Manifest: Joods-christelijke wortels van Nederland zijn mythe
Theoloog des Vaderlands Janneke Stegeman en theoloog des Twitterlands Alain Verheij noemen de joods-christelijke wortels van Nederland „een mythe.”
De twee theologen schrijven dat in een kritisch manifest over de christelijke traditie dat dinsdag is gepubliceerd op nieuwwij.nl. Aanleiding voor hun schrijven is dat „de peilingen 36 zetels aangeven voor een partij die de islam uit dit land wil verbannen. Tijd voor christenen om naast moslims te gaan staan.”
De christelijke traditie wordt vaak gebruikt om de islam verdacht te maken, vinden Stegeman en Verheij. „Wij constateren dat de samenleving die zich zo trots seculier noemde, steeds vaker schermt met haar joods-christelijke wortels. Die wortels zien wij als gevaarlijke fictie, als een mythe die niets is dan een stok om moslims mee te slaan en een muur om hen buiten te sluiten.”
Het tweetal verbaast zich erover dat „het christendom altijd buiten schot blijft in het hedendaagse debat over geloof. Dat een kritisch gesprek over de Bijbel bij Pauw eindigt in een gezamenlijke aanval van christenen en seculieren op de moedige excuus-moslim aan tafel. We verbazen ons over de dubbele maat bij opiniemakers die zichzelf seculier noemen: christenen zijn hoogstens een beetje domme, wollige dominees, maar moslims zijn licht ontvlambaar en eng.”
Christenen moeten niet te snel wijzen naar het antisemitisme onder moslims, vinden Stegeman en Verheij, maar de hand in eigen boezem steken. „We spreken over een joods-christelijke traditie alsof er geen jodenvervolging is geweest. Dat maakt het gemakkelijk moslims te zien als inherente antisemieten, en niet te zien wat de overeenkomsten zijn tussen uitsluiting van moslims nu en joden toen, en tussen racisme tegen joden, tegen moslims en tegen zwarten.”
Slavernij
Wie de islam gewelddadig noemt, doet er volgens de theologen „goed aan zich te verdiepen in de westerse geschiedenis van kolonialisme en de ideologische rol van het christendom daarin. Als uitverkoren volk van God waren we geroepen overal het evangelie te brengen (praktisch: iedereen onze cultuur en regering door de strot te duwen). Gerechtigd om slaven te maken van iedereen die niet wit was, die vervloekte zonen van Cham, en hen te beroven en uit te buiten.”

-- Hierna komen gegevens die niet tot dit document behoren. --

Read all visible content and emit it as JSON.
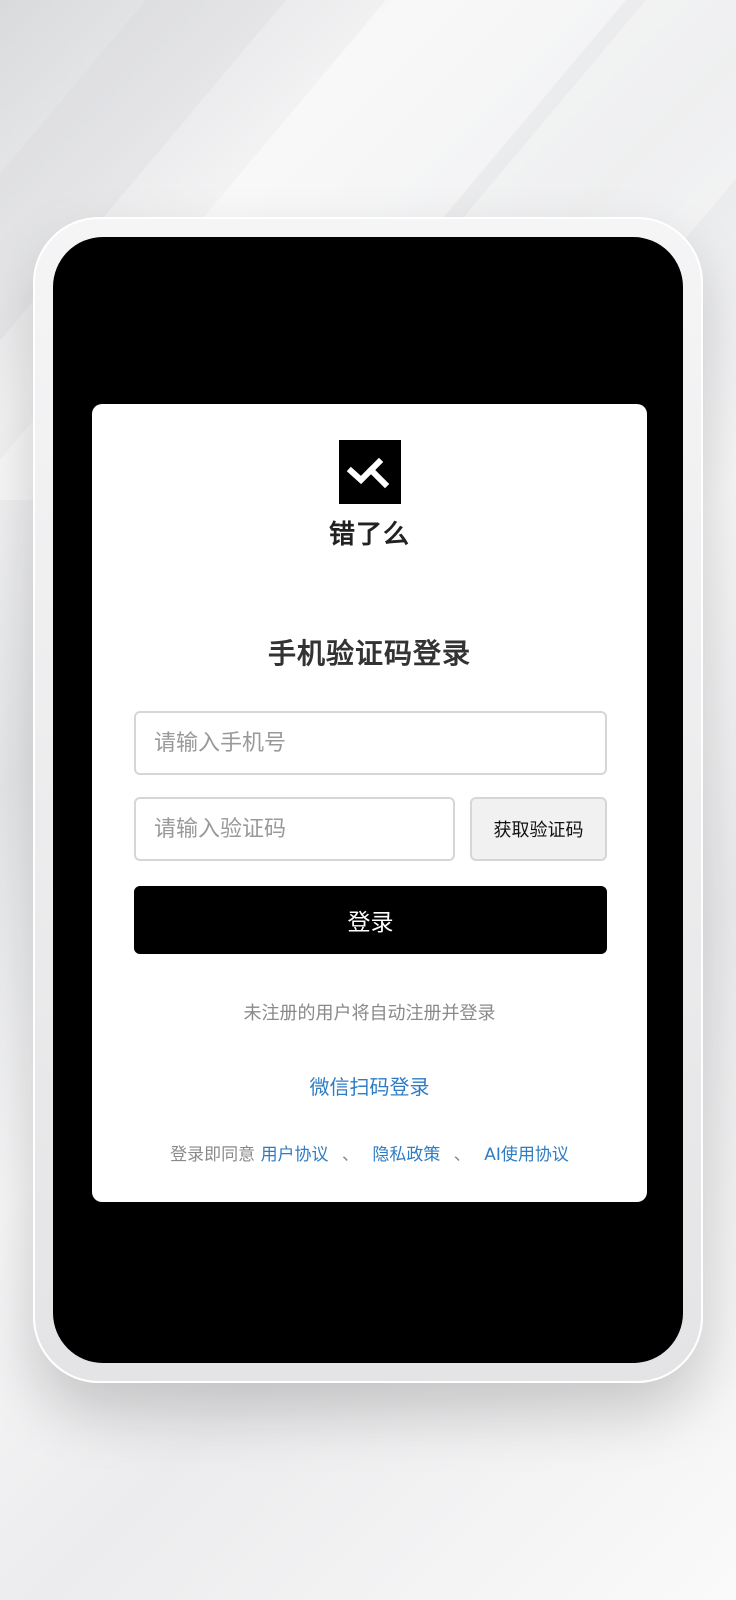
{
  "app": {
    "name": "错了么"
  },
  "login": {
    "title": "手机验证码登录",
    "phone_placeholder": "请输入手机号",
    "code_placeholder": "请输入验证码",
    "get_code_label": "获取验证码",
    "submit_label": "登录",
    "auto_register_note": "未注册的用户将自动注册并登录",
    "wechat_login_label": "微信扫码登录"
  },
  "agreement": {
    "prefix": "登录即同意",
    "separator": "、",
    "links": [
      {
        "label": "用户协议"
      },
      {
        "label": "隐私政策"
      },
      {
        "label": "AI使用协议"
      }
    ]
  },
  "colors": {
    "accent_black": "#000000",
    "link_blue": "#2f7cc4",
    "muted_text": "#8a8a8c"
  },
  "icons": {
    "logo": "check-x-logo-icon"
  }
}
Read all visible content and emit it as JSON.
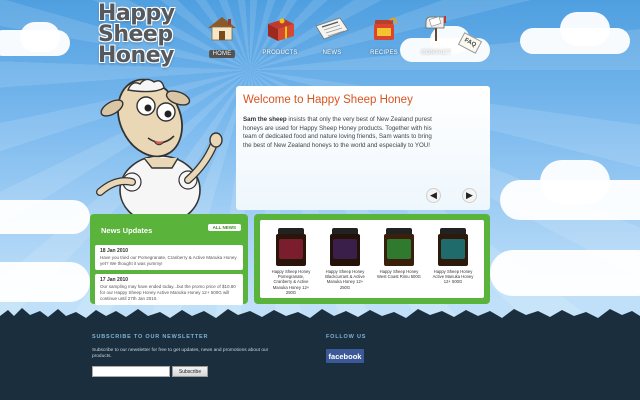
{
  "logo": {
    "line1": "Happy",
    "line2": "Sheep",
    "line3": "Honey"
  },
  "nav": {
    "items": [
      {
        "label": "HOME",
        "icon": "house-icon",
        "active": true
      },
      {
        "label": "PRODUCTS",
        "icon": "gift-box-icon",
        "active": false
      },
      {
        "label": "NEWS",
        "icon": "newspaper-icon",
        "active": false
      },
      {
        "label": "RECIPES",
        "icon": "honey-pot-icon",
        "active": false
      },
      {
        "label": "CONTACT",
        "icon": "mailbox-icon",
        "active": false
      }
    ],
    "faq_label": "FAQ"
  },
  "welcome": {
    "title": "Welcome to Happy Sheep Honey",
    "lead": "Sam the sheep",
    "body": " insists that only the very best of New Zealand purest honeys are used for Happy Sheep Honey products. Together with his team of dedicated food and nature loving friends, Sam wants to bring the best of New Zealand honeys to the world and especially to YOU!",
    "prev_icon": "arrow-left-icon",
    "next_icon": "arrow-right-icon"
  },
  "news": {
    "title": "News Updates",
    "all_news_label": "ALL NEWS",
    "items": [
      {
        "date": "18 Jan 2010",
        "text": "Have you tried our Pomegranate, Cranberry & Active Manuka Honey yet? We thought it was yummy!"
      },
      {
        "date": "17 Jan 2010",
        "text": "Our sampling may have ended today...but the promo price of $10.80 for our Happy Sheep Honey Active Manuka Honey 12+ 500G will continue until 27th Jan 2010."
      }
    ]
  },
  "products": [
    {
      "name": "Happy Sheep Honey Pomegranate, Cranberry & Active Manuka Honey 12+ 250G",
      "label_color": "#7a1d2c"
    },
    {
      "name": "Happy Sheep Honey Blackcurrant & Active Manuka Honey 12+ 250G",
      "label_color": "#3a1f4a"
    },
    {
      "name": "Happy Sheep Honey West Coast Rimu 500G",
      "label_color": "#2f7a2f"
    },
    {
      "name": "Happy Sheep Honey Active Manuka Honey 12+ 500G",
      "label_color": "#1f6a6a"
    }
  ],
  "footer": {
    "newsletter_heading": "SUBSCRIBE TO OUR NEWSLETTER",
    "newsletter_text": "Subscribe to our newsletter for free to get updates, news and promotions about our products.",
    "email_value": "",
    "subscribe_label": "Subscribe",
    "follow_heading": "FOLLOW US",
    "facebook_label": "facebook"
  },
  "colors": {
    "accent_green": "#5ab33a",
    "title_orange": "#d8541e",
    "footer_bg": "#1a2e3d",
    "facebook_blue": "#3b5998"
  }
}
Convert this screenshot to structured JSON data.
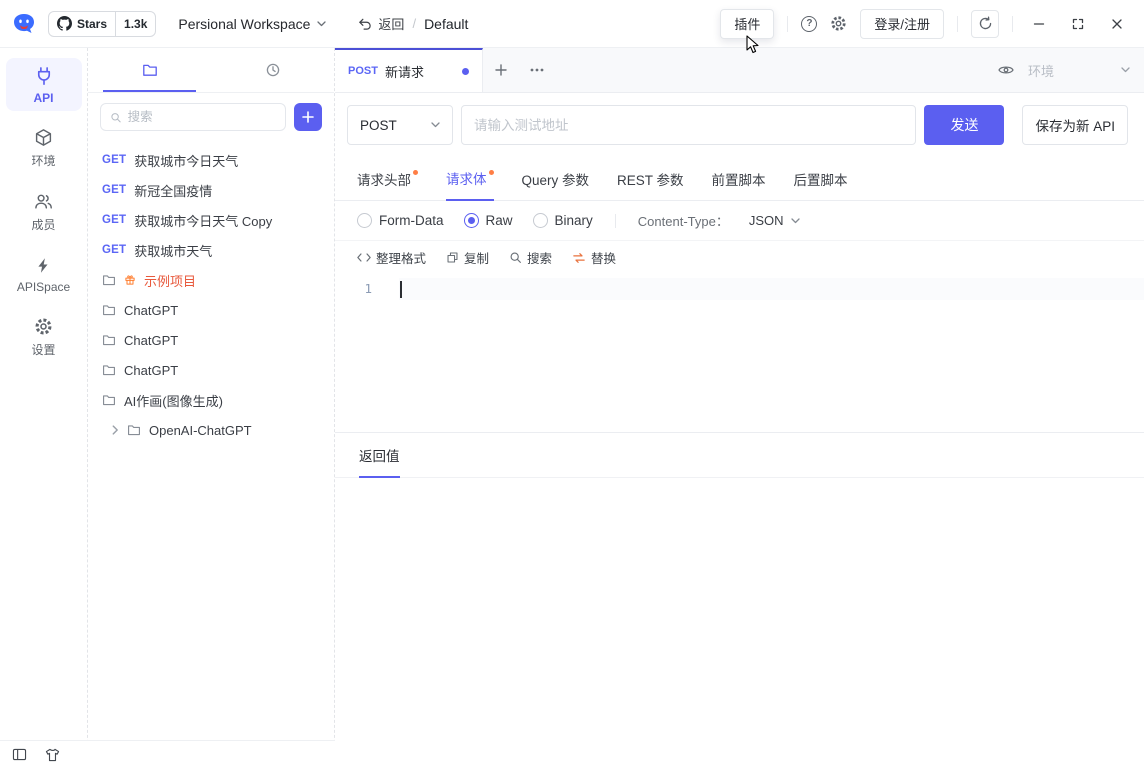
{
  "colors": {
    "accent": "#5b5ff0",
    "orange_dot": "#ff7e45",
    "sample_folder_text": "#e8593c",
    "method_get": "#5b66f5"
  },
  "header": {
    "stars_label": "Stars",
    "stars_count": "1.3k",
    "workspace_label": "Persional Workspace",
    "back_label": "返回",
    "breadcrumb_sep": "/",
    "project_label": "Default",
    "plugin_label": "插件",
    "help_label": "?",
    "login_label": "登录/注册"
  },
  "rail": {
    "items": [
      {
        "label": "API"
      },
      {
        "label": "环境"
      },
      {
        "label": "成员"
      },
      {
        "label": "APISpace"
      },
      {
        "label": "设置"
      }
    ]
  },
  "sidebar": {
    "search_placeholder": "搜索",
    "apis": [
      {
        "method": "GET",
        "name": "获取城市今日天气"
      },
      {
        "method": "GET",
        "name": "新冠全国疫情"
      },
      {
        "method": "GET",
        "name": "获取城市今日天气 Copy"
      },
      {
        "method": "GET",
        "name": "获取城市天气"
      }
    ],
    "folders": [
      {
        "name": "示例项目"
      },
      {
        "name": "ChatGPT"
      },
      {
        "name": "ChatGPT"
      },
      {
        "name": "ChatGPT"
      },
      {
        "name": "AI作画(图像生成)"
      },
      {
        "name": "OpenAI-ChatGPT"
      }
    ]
  },
  "main": {
    "tab_method": "POST",
    "tab_title": "新请求",
    "env_label": "环境",
    "method_value": "POST",
    "url_placeholder": "请输入测试地址",
    "send_label": "发送",
    "save_label": "保存为新 API",
    "config_tabs": [
      {
        "label": "请求头部"
      },
      {
        "label": "请求体"
      },
      {
        "label": "Query 参数"
      },
      {
        "label": "REST 参数"
      },
      {
        "label": "前置脚本"
      },
      {
        "label": "后置脚本"
      }
    ],
    "body_types": [
      {
        "label": "Form-Data"
      },
      {
        "label": "Raw"
      },
      {
        "label": "Binary"
      }
    ],
    "content_type_label": "Content-Type：",
    "content_type_value": "JSON",
    "toolbar": [
      {
        "label": "整理格式"
      },
      {
        "label": "复制"
      },
      {
        "label": "搜索"
      },
      {
        "label": "替换"
      }
    ],
    "line_number": "1",
    "response_tab": "返回值"
  }
}
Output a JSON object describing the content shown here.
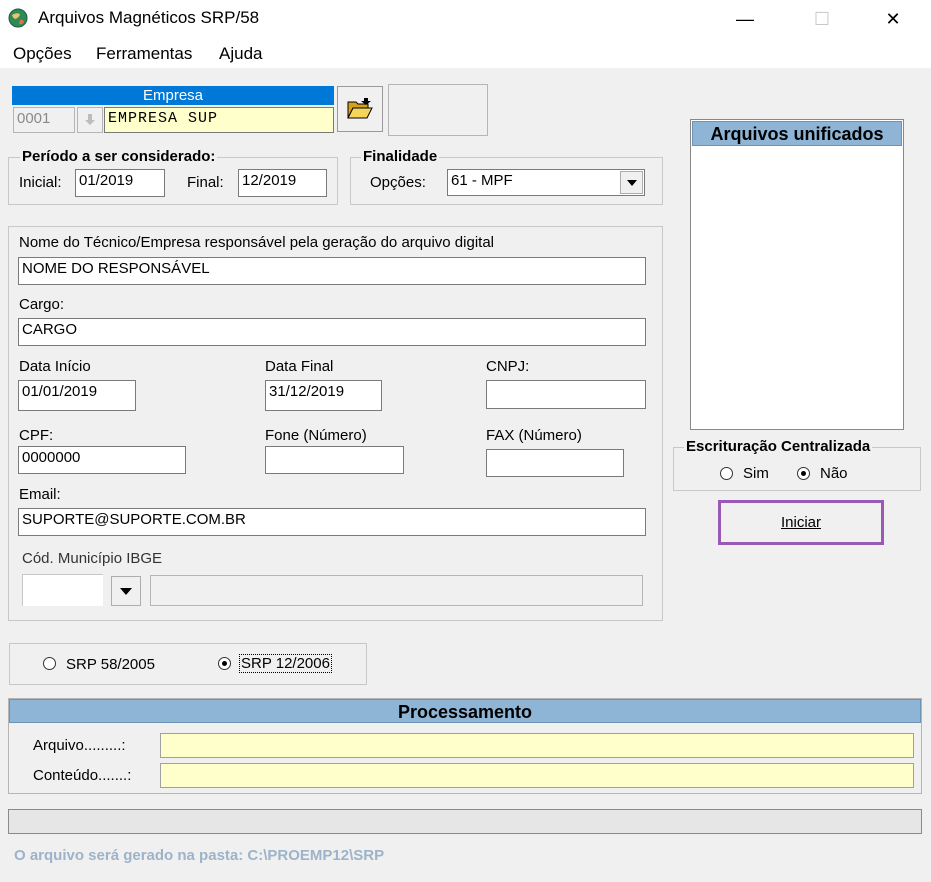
{
  "window": {
    "title": "Arquivos Magnéticos SRP/58",
    "minimize": "—",
    "maximize": "☐",
    "close": "✕"
  },
  "menu": [
    "Opções",
    "Ferramentas",
    "Ajuda"
  ],
  "empresa": {
    "header": "Empresa",
    "code": "0001",
    "name": "EMPRESA SUP"
  },
  "periodo": {
    "legend": "Período a ser considerado:",
    "inicial_label": "Inicial:",
    "inicial_value": "01/2019",
    "final_label": "Final:",
    "final_value": "12/2019"
  },
  "finalidade": {
    "legend": "Finalidade",
    "opcoes_label": "Opções:",
    "opcoes_value": "61 - MPF"
  },
  "responsavel": {
    "nome_label": "Nome do Técnico/Empresa responsável pela geração do arquivo digital",
    "nome_value": "NOME DO RESPONSÁVEL",
    "cargo_label": "Cargo:",
    "cargo_value": "CARGO",
    "data_inicio_label": "Data Início",
    "data_inicio_value": "01/01/2019",
    "data_final_label": "Data Final",
    "data_final_value": "31/12/2019",
    "cnpj_label": "CNPJ:",
    "cnpj_value": "",
    "cpf_label": "CPF:",
    "cpf_value": "0000000",
    "fone_label": "Fone (Número)",
    "fone_value": "",
    "fax_label": "FAX (Número)",
    "fax_value": "",
    "email_label": "Email:",
    "email_value": "SUPORTE@SUPORTE.COM.BR",
    "municipio_label": "Cód. Município IBGE",
    "municipio_code": "",
    "municipio_name": ""
  },
  "srp": {
    "option1": "SRP 58/2005",
    "option2": "SRP 12/2006",
    "selected": "SRP 12/2006"
  },
  "arquivos_unificados": {
    "header": "Arquivos unificados",
    "items": []
  },
  "escrituracao": {
    "legend": "Escrituração Centralizada",
    "sim": "Sim",
    "nao": "Não",
    "selected": "Não"
  },
  "iniciar_label": "Iniciar",
  "processamento": {
    "header": "Processamento",
    "arquivo_label": "Arquivo.........:",
    "arquivo_value": "",
    "conteudo_label": "Conteúdo.......:",
    "conteudo_value": ""
  },
  "status": {
    "progress": 0,
    "message": "O arquivo será gerado na pasta: C:\\PROEMP12\\SRP"
  },
  "colors": {
    "header_blue": "#8eb4d6",
    "empresa_blue": "#0078d7",
    "yellow_field": "#ffffcc",
    "focus_purple": "#9b59b6",
    "status_text": "#9db3c9"
  }
}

Stegeman en Verheij leggen eveneens de vinger bij critici die de islam vrouwonvriendelijk noemen. „Wie de islam vrouwonvriendelijk noemt, gebruikt moslims vaak als gratuit excuus voor de eigen feministische onmacht (…). In Nederland gaat de meest direct op de bijbel geënte christelijke politieke partij tot het uiterste om passief kiesrecht voor vrouwen te omzeilen.”
Wie de islam waarschuwend een ideologie noemt, moet volgens het tweetal beseffen „dat het christendom ook nooit een godsdienst voor achter de voordeur is geweest. Op dit moment worden religie en seculariteit op een rare manier tegen elkaar uitgespeeld. Resultaat is dat religie verdacht is als inspiratiebron, tenzij het verschijnt in het jasje van joods-christelijke cultuur.”
De theologen geven aan dat ze dit manifest schrijven, „juist omdat wij van het christendom houden. We willen niet in de verleiding trappen te denken dat christenen beter zijn dan andere mensen. Want liefde voor je traditie blijkt juist uit een kritische blik. Onze traditie verdient die.”
Te waardevol
Het grootste gevaar voor onze post-seculiere samenleving is niet de islam, vinden Stegeman en Verheij, „maar Wilders’ mythe van een roemrijke en schuldloze joods-christelijk-humanistische historie.” Als christenen van een nieuwe generatie vinden de theologen hun geloof „te waardevol om het te laten misbruiken voor het legitimeren van onverbloemde haat. Te waardevol om door ‘secularisten’ te laten kaltstellen tot een onschuldig sprookje achter de voordeur. Te waardevol om het door islamofobe populisten te laten romantiseren tot een Groots Verleden.”